At the outset of our analysis, we note what this case is about and what it is not about. The narrow issue before us is whether the government proved that Garcia was born in Mexico. The government’s sole evidence of foreign birth is the alleged alien’s prior statements, even though the alien has testified that she had no basis for making those statements and the IJ failed to determine the credibility of this testimony. This case is not about whether a person who the government has proven to be an alien may, “simply by proclaiming T don’t know where I was born,’ ... stay in the country.” (Dissent at 470).

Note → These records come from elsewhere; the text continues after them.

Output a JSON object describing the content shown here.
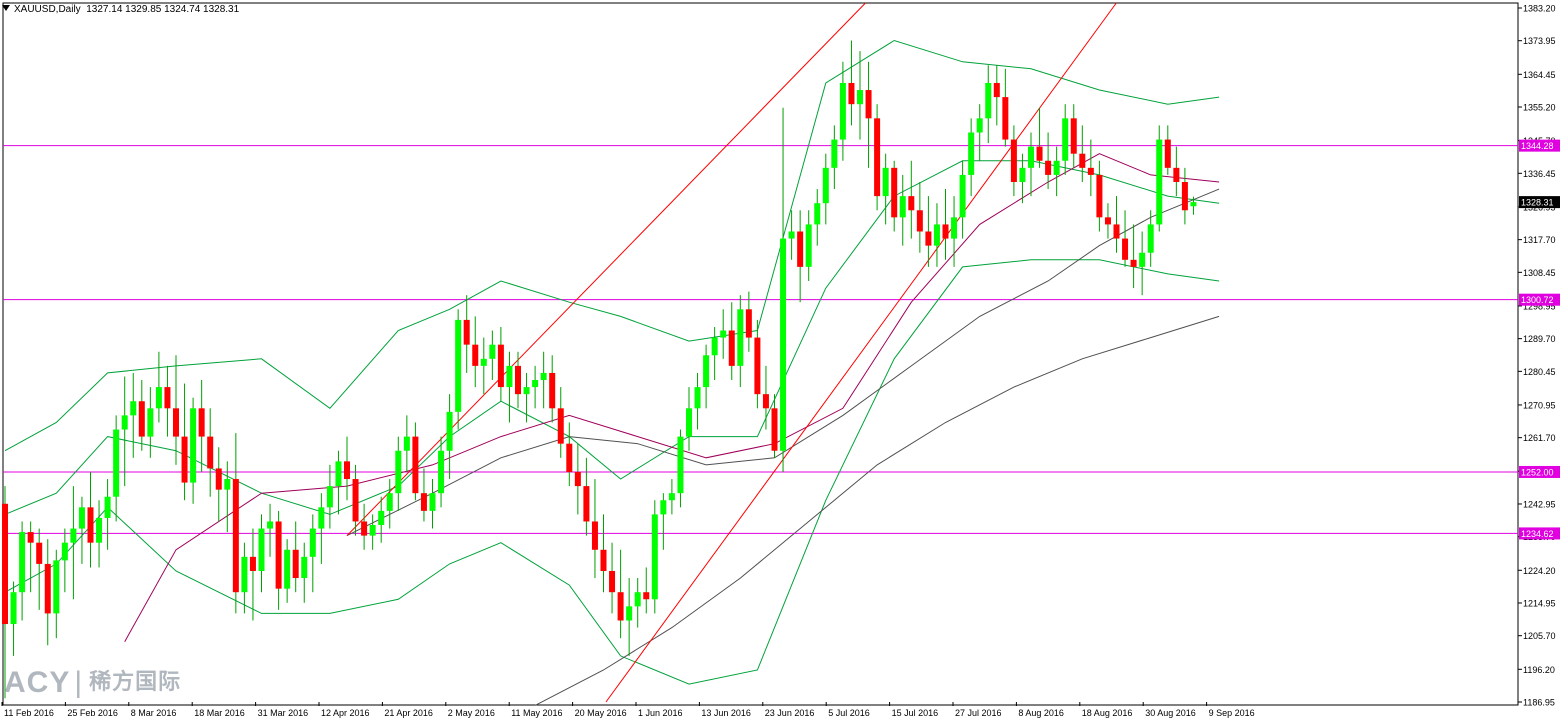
{
  "header": {
    "symbol_tf": "XAUUSD,Daily",
    "ohlc": "1327.14 1329.85 1324.74 1328.31"
  },
  "watermark": {
    "brand": "ACY",
    "separator": "|",
    "chinese": "稀方国际"
  },
  "colors": {
    "bull": "#00ff00",
    "bear": "#ff0000",
    "wick": "#00a000",
    "bollinger": "#00a23a",
    "ma_purple": "#a0005a",
    "ma_gray": "#505050",
    "trendline": "#ff0000",
    "hline": "#e000e0",
    "price_tag_bg": "#000000"
  },
  "chart_data": {
    "type": "candlestick",
    "symbol": "XAUUSD",
    "timeframe": "Daily",
    "ylim": [
      1186.95,
      1383.2
    ],
    "y_ticks": [
      "1383.20",
      "1373.95",
      "1364.45",
      "1355.20",
      "1345.70",
      "1336.45",
      "1326.95",
      "1317.70",
      "1308.45",
      "1298.95",
      "1289.70",
      "1280.45",
      "1270.95",
      "1261.70",
      "1252.20",
      "1242.95",
      "1233.70",
      "1224.20",
      "1214.95",
      "1205.70",
      "1196.20",
      "1186.95"
    ],
    "x_labels": [
      "11 Feb 2016",
      "25 Feb 2016",
      "8 Mar 2016",
      "18 Mar 2016",
      "31 Mar 2016",
      "12 Apr 2016",
      "21 Apr 2016",
      "2 May 2016",
      "11 May 2016",
      "20 May 2016",
      "1 Jun 2016",
      "13 Jun 2016",
      "23 Jun 2016",
      "5 Jul 2016",
      "15 Jul 2016",
      "27 Jul 2016",
      "8 Aug 2016",
      "18 Aug 2016",
      "30 Aug 2016",
      "9 Sep 2016"
    ],
    "horizontal_levels": [
      {
        "price": 1344.28,
        "label": "1344.28"
      },
      {
        "price": 1300.72,
        "label": "1300.72"
      },
      {
        "price": 1252.0,
        "label": "1252.00"
      },
      {
        "price": 1234.62,
        "label": "1234.62"
      }
    ],
    "current_price": {
      "price": 1328.31,
      "label": "1328.31"
    },
    "ohlc": [
      [
        1243,
        1248,
        1188,
        1209
      ],
      [
        1209,
        1221,
        1200,
        1218
      ],
      [
        1218,
        1238,
        1210,
        1235
      ],
      [
        1235,
        1238,
        1218,
        1232
      ],
      [
        1232,
        1236,
        1213,
        1226
      ],
      [
        1226,
        1233,
        1203,
        1212
      ],
      [
        1212,
        1230,
        1205,
        1227
      ],
      [
        1227,
        1236,
        1218,
        1232
      ],
      [
        1232,
        1248,
        1216,
        1236
      ],
      [
        1236,
        1245,
        1226,
        1242
      ],
      [
        1242,
        1252,
        1225,
        1232
      ],
      [
        1232,
        1244,
        1225,
        1239
      ],
      [
        1239,
        1250,
        1230,
        1245
      ],
      [
        1245,
        1268,
        1238,
        1264
      ],
      [
        1264,
        1279,
        1248,
        1268
      ],
      [
        1268,
        1280,
        1256,
        1272
      ],
      [
        1272,
        1278,
        1258,
        1262
      ],
      [
        1262,
        1276,
        1256,
        1270
      ],
      [
        1270,
        1286,
        1266,
        1276
      ],
      [
        1276,
        1282,
        1262,
        1270
      ],
      [
        1270,
        1285,
        1254,
        1262
      ],
      [
        1262,
        1277,
        1244,
        1249
      ],
      [
        1249,
        1273,
        1243,
        1270
      ],
      [
        1270,
        1278,
        1252,
        1262
      ],
      [
        1262,
        1270,
        1245,
        1253
      ],
      [
        1253,
        1259,
        1238,
        1247
      ],
      [
        1247,
        1255,
        1235,
        1250
      ],
      [
        1250,
        1263,
        1212,
        1218
      ],
      [
        1218,
        1232,
        1212,
        1228
      ],
      [
        1228,
        1236,
        1210,
        1224
      ],
      [
        1224,
        1240,
        1218,
        1236
      ],
      [
        1236,
        1243,
        1228,
        1238
      ],
      [
        1238,
        1241,
        1213,
        1219
      ],
      [
        1219,
        1233,
        1215,
        1230
      ],
      [
        1230,
        1238,
        1218,
        1222
      ],
      [
        1222,
        1232,
        1215,
        1228
      ],
      [
        1228,
        1240,
        1218,
        1236
      ],
      [
        1236,
        1246,
        1226,
        1242
      ],
      [
        1242,
        1254,
        1236,
        1248
      ],
      [
        1248,
        1258,
        1240,
        1255
      ],
      [
        1255,
        1262,
        1244,
        1250
      ],
      [
        1250,
        1254,
        1234,
        1238
      ],
      [
        1238,
        1243,
        1230,
        1234
      ],
      [
        1234,
        1240,
        1230,
        1237
      ],
      [
        1237,
        1245,
        1232,
        1241
      ],
      [
        1241,
        1250,
        1236,
        1246
      ],
      [
        1246,
        1262,
        1241,
        1258
      ],
      [
        1258,
        1268,
        1252,
        1262
      ],
      [
        1262,
        1266,
        1244,
        1246
      ],
      [
        1246,
        1253,
        1238,
        1241
      ],
      [
        1241,
        1250,
        1236,
        1246
      ],
      [
        1246,
        1262,
        1242,
        1258
      ],
      [
        1258,
        1274,
        1250,
        1269
      ],
      [
        1269,
        1298,
        1264,
        1295
      ],
      [
        1295,
        1302,
        1280,
        1288
      ],
      [
        1288,
        1296,
        1276,
        1282
      ],
      [
        1282,
        1290,
        1274,
        1284
      ],
      [
        1284,
        1292,
        1278,
        1288
      ],
      [
        1288,
        1293,
        1272,
        1276
      ],
      [
        1276,
        1286,
        1266,
        1282
      ],
      [
        1282,
        1286,
        1270,
        1274
      ],
      [
        1274,
        1280,
        1266,
        1276
      ],
      [
        1276,
        1282,
        1270,
        1278
      ],
      [
        1278,
        1286,
        1270,
        1280
      ],
      [
        1280,
        1285,
        1266,
        1270
      ],
      [
        1270,
        1276,
        1256,
        1260
      ],
      [
        1260,
        1266,
        1248,
        1252
      ],
      [
        1252,
        1260,
        1240,
        1248
      ],
      [
        1248,
        1256,
        1234,
        1238
      ],
      [
        1238,
        1250,
        1222,
        1230
      ],
      [
        1230,
        1240,
        1218,
        1224
      ],
      [
        1224,
        1232,
        1212,
        1218
      ],
      [
        1218,
        1230,
        1205,
        1210
      ],
      [
        1210,
        1222,
        1200,
        1214
      ],
      [
        1214,
        1222,
        1208,
        1218
      ],
      [
        1218,
        1225,
        1212,
        1216
      ],
      [
        1216,
        1244,
        1212,
        1240
      ],
      [
        1240,
        1246,
        1230,
        1244
      ],
      [
        1244,
        1250,
        1240,
        1246
      ],
      [
        1246,
        1264,
        1242,
        1262
      ],
      [
        1262,
        1276,
        1258,
        1270
      ],
      [
        1270,
        1280,
        1264,
        1276
      ],
      [
        1276,
        1288,
        1270,
        1285
      ],
      [
        1285,
        1293,
        1278,
        1290
      ],
      [
        1290,
        1298,
        1284,
        1292
      ],
      [
        1292,
        1300,
        1278,
        1282
      ],
      [
        1282,
        1302,
        1276,
        1298
      ],
      [
        1298,
        1303,
        1286,
        1290
      ],
      [
        1290,
        1295,
        1270,
        1274
      ],
      [
        1274,
        1282,
        1264,
        1270
      ],
      [
        1270,
        1274,
        1256,
        1258
      ],
      [
        1258,
        1355,
        1252,
        1318
      ],
      [
        1318,
        1326,
        1312,
        1320
      ],
      [
        1320,
        1326,
        1300,
        1310
      ],
      [
        1310,
        1326,
        1306,
        1322
      ],
      [
        1322,
        1332,
        1316,
        1328
      ],
      [
        1328,
        1342,
        1322,
        1338
      ],
      [
        1338,
        1350,
        1332,
        1346
      ],
      [
        1346,
        1368,
        1340,
        1362
      ],
      [
        1362,
        1374,
        1350,
        1356
      ],
      [
        1356,
        1371,
        1346,
        1360
      ],
      [
        1360,
        1368,
        1338,
        1352
      ],
      [
        1352,
        1356,
        1326,
        1330
      ],
      [
        1330,
        1342,
        1322,
        1338
      ],
      [
        1338,
        1340,
        1320,
        1324
      ],
      [
        1324,
        1336,
        1316,
        1330
      ],
      [
        1330,
        1340,
        1318,
        1326
      ],
      [
        1326,
        1334,
        1314,
        1320
      ],
      [
        1320,
        1330,
        1310,
        1316
      ],
      [
        1316,
        1328,
        1310,
        1322
      ],
      [
        1322,
        1332,
        1312,
        1318
      ],
      [
        1318,
        1330,
        1310,
        1324
      ],
      [
        1324,
        1340,
        1318,
        1336
      ],
      [
        1336,
        1352,
        1330,
        1348
      ],
      [
        1348,
        1356,
        1340,
        1352
      ],
      [
        1352,
        1367,
        1345,
        1362
      ],
      [
        1362,
        1367,
        1350,
        1358
      ],
      [
        1358,
        1366,
        1344,
        1346
      ],
      [
        1346,
        1350,
        1330,
        1334
      ],
      [
        1334,
        1342,
        1328,
        1338
      ],
      [
        1338,
        1348,
        1330,
        1344
      ],
      [
        1344,
        1355,
        1338,
        1340
      ],
      [
        1340,
        1348,
        1332,
        1336
      ],
      [
        1336,
        1344,
        1330,
        1340
      ],
      [
        1340,
        1356,
        1336,
        1352
      ],
      [
        1352,
        1356,
        1338,
        1342
      ],
      [
        1342,
        1350,
        1334,
        1338
      ],
      [
        1338,
        1346,
        1330,
        1336
      ],
      [
        1336,
        1340,
        1320,
        1324
      ],
      [
        1324,
        1328,
        1318,
        1322
      ],
      [
        1322,
        1330,
        1314,
        1318
      ],
      [
        1318,
        1326,
        1310,
        1312
      ],
      [
        1312,
        1322,
        1304,
        1310
      ],
      [
        1310,
        1320,
        1302,
        1314
      ],
      [
        1314,
        1326,
        1310,
        1322
      ],
      [
        1322,
        1350,
        1320,
        1346
      ],
      [
        1346,
        1350,
        1336,
        1338
      ],
      [
        1338,
        1344,
        1330,
        1334
      ],
      [
        1334,
        1338,
        1322,
        1326
      ],
      [
        1327.14,
        1329.85,
        1324.74,
        1328.31
      ]
    ],
    "bollinger_upper": [
      [
        0,
        1258
      ],
      [
        6,
        1266
      ],
      [
        12,
        1280
      ],
      [
        20,
        1282
      ],
      [
        30,
        1284
      ],
      [
        38,
        1270
      ],
      [
        46,
        1292
      ],
      [
        52,
        1298
      ],
      [
        58,
        1306
      ],
      [
        66,
        1300
      ],
      [
        72,
        1296
      ],
      [
        80,
        1289
      ],
      [
        88,
        1292
      ],
      [
        96,
        1362
      ],
      [
        104,
        1374
      ],
      [
        112,
        1368
      ],
      [
        120,
        1366
      ],
      [
        128,
        1360
      ],
      [
        136,
        1356
      ],
      [
        142,
        1358
      ]
    ],
    "bollinger_mid": [
      [
        0,
        1240
      ],
      [
        6,
        1246
      ],
      [
        12,
        1262
      ],
      [
        20,
        1258
      ],
      [
        30,
        1246
      ],
      [
        38,
        1240
      ],
      [
        46,
        1248
      ],
      [
        52,
        1262
      ],
      [
        58,
        1272
      ],
      [
        66,
        1262
      ],
      [
        72,
        1250
      ],
      [
        80,
        1262
      ],
      [
        88,
        1262
      ],
      [
        96,
        1304
      ],
      [
        104,
        1330
      ],
      [
        112,
        1340
      ],
      [
        120,
        1340
      ],
      [
        128,
        1336
      ],
      [
        136,
        1330
      ],
      [
        142,
        1328
      ]
    ],
    "bollinger_lower": [
      [
        0,
        1218
      ],
      [
        6,
        1226
      ],
      [
        12,
        1242
      ],
      [
        20,
        1224
      ],
      [
        30,
        1212
      ],
      [
        38,
        1212
      ],
      [
        46,
        1216
      ],
      [
        52,
        1226
      ],
      [
        58,
        1232
      ],
      [
        66,
        1220
      ],
      [
        72,
        1200
      ],
      [
        80,
        1192
      ],
      [
        88,
        1196
      ],
      [
        96,
        1244
      ],
      [
        104,
        1284
      ],
      [
        112,
        1310
      ],
      [
        120,
        1312
      ],
      [
        128,
        1312
      ],
      [
        136,
        1308
      ],
      [
        142,
        1306
      ]
    ],
    "ma_purple": [
      [
        14,
        1204
      ],
      [
        20,
        1230
      ],
      [
        30,
        1246
      ],
      [
        40,
        1248
      ],
      [
        50,
        1254
      ],
      [
        58,
        1262
      ],
      [
        66,
        1268
      ],
      [
        74,
        1262
      ],
      [
        82,
        1256
      ],
      [
        90,
        1260
      ],
      [
        98,
        1270
      ],
      [
        106,
        1300
      ],
      [
        114,
        1322
      ],
      [
        122,
        1334
      ],
      [
        128,
        1342
      ],
      [
        134,
        1336
      ],
      [
        142,
        1334
      ]
    ],
    "ma_gray_mid": [
      [
        40,
        1234
      ],
      [
        50,
        1246
      ],
      [
        58,
        1256
      ],
      [
        66,
        1262
      ],
      [
        74,
        1260
      ],
      [
        82,
        1254
      ],
      [
        90,
        1256
      ],
      [
        98,
        1268
      ],
      [
        106,
        1282
      ],
      [
        114,
        1296
      ],
      [
        122,
        1306
      ],
      [
        128,
        1316
      ],
      [
        134,
        1324
      ],
      [
        142,
        1332
      ]
    ],
    "ma_gray_long": [
      [
        62,
        1186
      ],
      [
        70,
        1196
      ],
      [
        78,
        1208
      ],
      [
        86,
        1222
      ],
      [
        94,
        1238
      ],
      [
        102,
        1254
      ],
      [
        110,
        1266
      ],
      [
        118,
        1276
      ],
      [
        126,
        1284
      ],
      [
        134,
        1290
      ],
      [
        142,
        1296
      ]
    ],
    "trendlines": [
      {
        "from": [
          40,
          1234
        ],
        "to": [
          102,
          1388
        ]
      },
      {
        "from": [
          70,
          1186
        ],
        "to": [
          131,
          1388
        ]
      }
    ]
  }
}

The government’s case consists of Garcia’s past statements that she was born in Mexico, but Garcia testified that she does not have knowledge of where she was born. Accordingly, “whether there is clear, unequivocal and convincing evidence that [Garcia] is an alien resolves itself into a determination of whether [Garcia’s] testimony ... is worthy of belief.” Matter of Lugo-Guadiana, 12 I. & N. Dec. 726, 729 (BIA 1968). When “alienage is charged ... and the Government has introduced ... evidence in support of the charge and the opposing side has introduced evidence intended to rebut the Government’s case[,] there must be an evaluation ... of all the evidence and a finding made with regard to its credibility before the test for burden of proof ... comes into play.” Id. at 730 (emphasis added).

As such, the BIA/IJ erred by shifting the burden to Garcia without first determining whether the testimony she presented credibly contradicted the government’s prima facie evidence of foreign birth. See Murphy, 54 F.3d at 610 (explaining that prima facie evidence is “evidence which, if unexplained or uncontradicted, is sufficient to sustain a judgment in favor of the issue which it supports, but which may be contradicted by other evidence.”). We therefore grant Garcia’s petition and remand for the BIA to determine, after weighing the evidence, whether the government has met its burden.

Ill

Petition GRANTED and REMANDED. The government’s motion for leave to file *470the tendered corrected brief is also GRANTED.

This disposition is not appropriate for publication and is not precedent except as provided by 9th Cir. R. 36-3.

. The government also presented an undisputedly fraudulent Mexican birth certificate, which Garcia used to attend school and access other public programs.